Except, of course, it couldn’t, because the bubble of energy surrounding Corso sent burning spasms through the worm’s flesh. The creature bucked and twisted violently before retreating, sliding a short distance back down the pit, while its intended meal remained dangling face-down towards it.
Corso felt a warm trickle of urine slide down over his chest as he hung there, hyperventilating. There were, he now realized, worse things than even Emissary KaTiKiAn-Sha.
‘Corso?’ Honeydew’s synthesized voice emerged again from out of the darkness.
‘Yes?’ he croaked.
‘Watch carefully.’
The field-bubble dissipated instantly, and the maul-worm came rushing upwards a second time. Corso croaked in horror, incipient madness fracturing his thoughts.
Just before those vile lips closed around him, the field generators snapped on a second time. Pale striated throat-muscles vainly attempted to crush the uncrushable.
Again, the monster retreated. Honeydew’s voice once more came out of the darkness.
‘The next time, we might not switch on the field-bubble, Lucas. We might just let the maul-worm eat you. Tell me, do you think you’re still useful enough for us to let you live?’
Something snapped inside Corso, and he bellowed to the walls around him. ‘Don’t you understand that it doesn’t matter whether you or the Emissaries, or anyone else, has working protocols or not, Dakota is
here
in this system, and she could be in touch with the derelict already. Those protocols won’t make a damn bit of difference if she decides to take the derelict away from you!’
‘Is he telling the truth?’
Corso tensed, his muscles rigid, his eyes staring down into the darkness. It wasn’t Honeydew who had just spoken. The voice he’d heard was unmistakably human.
Not only that, it was one he recognized.
‘I believe so, yes,’ he heard Honeydew reply.
‘And she can do that? Just . . . grab the derelict and fly away with it?’ the human voice continued.
The accent was Redstone old colonial: soft, rounded tones that spoke of a life of privilege.
‘So our previous interrogations suggest, assuming we can’t find a way of preventing it.’
‘But it’s so obviously unbelievable. How can you possibly give credence to something so—’
‘She’s already destroyed one derelict. If there’s any chance we can find the means to keep her from doing the same to the one located here, we must find the means.’
‘Yes, but like this? This is . . .
barbaric.
’
Sal?
Sal.
Sal who’d driven down to Fire Lake with him when he’d been determined to kill Bull Northcutt. Sal who had been one of his oldest friends, and whom he’d last seen while looking out of the cockpit window of a helicopter lifting up from a frozen Redstone shore a million years ago.

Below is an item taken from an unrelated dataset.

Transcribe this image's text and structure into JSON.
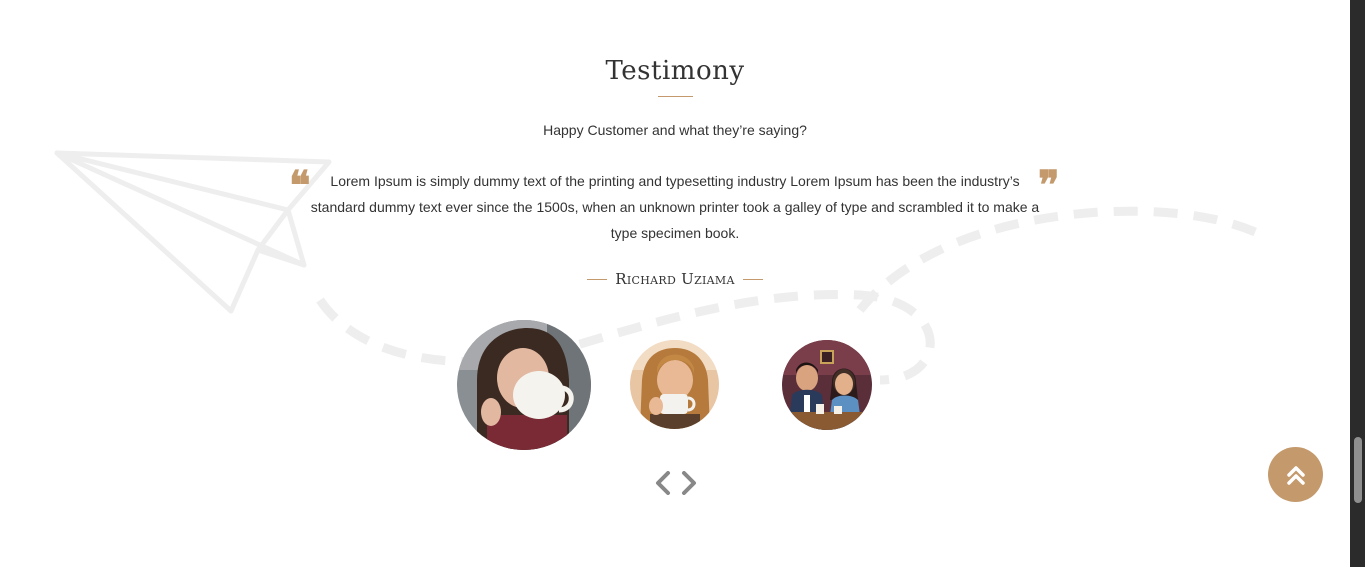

‘Sal!’ Corso screamed, just as he was being winched lower into the pit. He glanced upwards, dizzy from the blood pooling in his head, and saw only a dim circle marking the rim of the pit.
His throat was too sore to scream, but he could hear the monster approaching once more. He could smell its awful fetid breath, a stench even worse than that of the pit’s slimy walls.
The worm surged up towards him and, at the very last moment, the shaped fields switched on. Corso closed his eyes tight and prayed for oblivion, not wanting to see the monster’s throat as it tried to crush the fields surrounding him.
The worm slithered back down the pit, and the field snapped off. Again.
As if awaiting its cue, the worm immediately rushed up and engulfed him. Once more the shaped fields snapped on at the very last moment.
Corso tried to scream for mercy, but his throat was so raw that the words were unintelligible.
The worm retreated for the last time.
‘—God’s sake, that’s enough!’ he heard Sal yell. ‘If you kill him, he’s no use to anyone.’
‘He deliberately deceived us. Do you have any idea how many Bandati have died because of him?’
They were starting to winch him back out of the pit. The shaped fields flickered into life, and stayed on this time.
‘Permission for torture came directly from the Consortium,’ he heard Honeydew say. ‘And from your own superiors. I believe you already stated that you understood the necessity for this approach, given the circumstances—’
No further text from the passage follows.